Ibu Lagi Sholat Maghrib, Gadis 7 Tahun Jadi Korban Pencabulan


Ibu Lagi Sholat Maghrib, Gadis 7 Tahun Jadi Korban Pencabulan

Ibu Lagi Sholat Maghrib, Gadis 7 Tahun Jadi Korban Pencabulan
Picture Ilustration by Web-

TJ.PINANG I KEJORANEWS.COM : Kapolres Tanjung Pinang, AKBP.Fernando, SH, SIK menyampaikan bahwa fakta-fakta yang ditemukan benar bahwa pada sekira bulan Okotber tahun 2021 telah terjadi dugaan tindak pidana pencabulan terhadap anak dibawah umur yang dilakukan oleh pelaku berinisial H (34 Thn) terhadap korban yang berinisial T (6 Tahun) dan D (7 Tahun).

"Dari pengakuan pelaku melakukan persetubuhan terhadap korban D sebanyak 1 kali dan terhadap korban T sebanyak 2 kali. Dan melakukan ancaman kekerasan terhadap korban T dengan mengatakan “Jangan ngadu kamu. kalau tidak nanti, kakak dan kamu saya bunuh” hingga korban tidak berani menceritakan kejadian tersebut kepada keluarga korban," terangnya di Mapolres Tanjung Pinang - Kepri, (27/12).

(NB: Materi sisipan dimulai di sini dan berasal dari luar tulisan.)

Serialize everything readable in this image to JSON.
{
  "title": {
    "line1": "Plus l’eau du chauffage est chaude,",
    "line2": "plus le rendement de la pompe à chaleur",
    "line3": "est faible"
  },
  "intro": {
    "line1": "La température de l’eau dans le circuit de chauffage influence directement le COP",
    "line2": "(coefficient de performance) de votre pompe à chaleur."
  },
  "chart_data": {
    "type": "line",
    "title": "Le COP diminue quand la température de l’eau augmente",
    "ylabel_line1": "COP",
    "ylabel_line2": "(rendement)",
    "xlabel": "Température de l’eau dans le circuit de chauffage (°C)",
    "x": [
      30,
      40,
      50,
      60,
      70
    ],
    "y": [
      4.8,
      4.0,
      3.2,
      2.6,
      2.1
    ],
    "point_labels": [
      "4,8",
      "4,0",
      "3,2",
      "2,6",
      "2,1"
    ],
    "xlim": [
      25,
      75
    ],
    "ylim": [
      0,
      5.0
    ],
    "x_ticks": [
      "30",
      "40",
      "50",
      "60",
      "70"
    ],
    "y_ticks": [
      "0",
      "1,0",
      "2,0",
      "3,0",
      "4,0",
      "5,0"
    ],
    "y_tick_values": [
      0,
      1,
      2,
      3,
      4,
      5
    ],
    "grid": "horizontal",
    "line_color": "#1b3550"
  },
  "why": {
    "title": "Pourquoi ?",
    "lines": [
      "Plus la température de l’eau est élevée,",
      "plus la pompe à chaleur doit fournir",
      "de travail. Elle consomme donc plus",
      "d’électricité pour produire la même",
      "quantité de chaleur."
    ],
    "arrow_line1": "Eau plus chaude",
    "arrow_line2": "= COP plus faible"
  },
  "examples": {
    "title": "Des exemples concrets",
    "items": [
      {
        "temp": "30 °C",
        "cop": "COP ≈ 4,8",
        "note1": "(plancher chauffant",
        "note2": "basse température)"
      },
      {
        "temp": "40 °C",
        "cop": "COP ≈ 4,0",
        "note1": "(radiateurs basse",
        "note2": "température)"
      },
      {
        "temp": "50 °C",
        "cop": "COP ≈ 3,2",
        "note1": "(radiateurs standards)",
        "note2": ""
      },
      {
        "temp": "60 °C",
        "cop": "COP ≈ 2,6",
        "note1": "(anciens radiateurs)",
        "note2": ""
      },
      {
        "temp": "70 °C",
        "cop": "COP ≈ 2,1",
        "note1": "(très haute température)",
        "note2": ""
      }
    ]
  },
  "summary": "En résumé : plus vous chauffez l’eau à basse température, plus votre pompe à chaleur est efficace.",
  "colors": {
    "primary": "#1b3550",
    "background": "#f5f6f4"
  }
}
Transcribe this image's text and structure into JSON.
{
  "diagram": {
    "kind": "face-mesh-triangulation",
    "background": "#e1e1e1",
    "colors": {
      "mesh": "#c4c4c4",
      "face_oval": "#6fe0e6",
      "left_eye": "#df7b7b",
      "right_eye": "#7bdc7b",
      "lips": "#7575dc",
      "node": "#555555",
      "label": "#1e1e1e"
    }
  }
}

Lanjutnya, kronologis kejadian bahwa Pada Hari Rabu tanggal 06 Oktober 2021, sekitar Pukul 18.15 WIB. Korban yang berinisial D minta uang sama pelapor/ibu kandung korban untuk membeli Bakso. Sedangkan pelapor  saat itu akan menunaikan ibadah sholat maghrib dan setelah selesai sholat pelapor sudah tidak melihat korban lagi.

Kemudian sekira pukul 19.15 WIB, pelapor didatangi pak RW, dan mengatakan kepada pelapor bahwa korban sudah ditemukan di seputar kampus Umrah, Dompak - Tanjung Pinang.

Berikutnya, pelapor langsung menuju Pos security Umrah Dompak. Kemudian pelapor menanyakan kepada korban apa sebabnya sampai di dompak tersebut, dan korban mengatakan kepada pelapor bahwa korban dibawa oleh seorang laki-laki yang tidak dikenal kearah dompak, dan setelah itu ditinggalkan di seputaran dompak tersebut.

Kemudian menurut pengakuan korban, laki-laki yang membawa korban tersebut juga melakukan perbuatan yang tidak senonoh kepada korban, yaitu di raba-raba kemaluannya dan kemudian kemaluan, dan kemudian masukin jari serta juga memasukkan alat kelaminnya ke dalam kemaluan korban, sehingga korban menjerit kesakitan.

"Atas kejadian tersebut pelapor melaporkan kepada pihak kepolisian guna proses lebih lanjut. "Berdasarkan Hasil Intrograsi terhadap pelaku, bahwa pelaku mengakui telah 7 kali melakukan perbuatan cabul terhadap Anak yang berbeda," terang AKBP.Fernando, SH, SIK.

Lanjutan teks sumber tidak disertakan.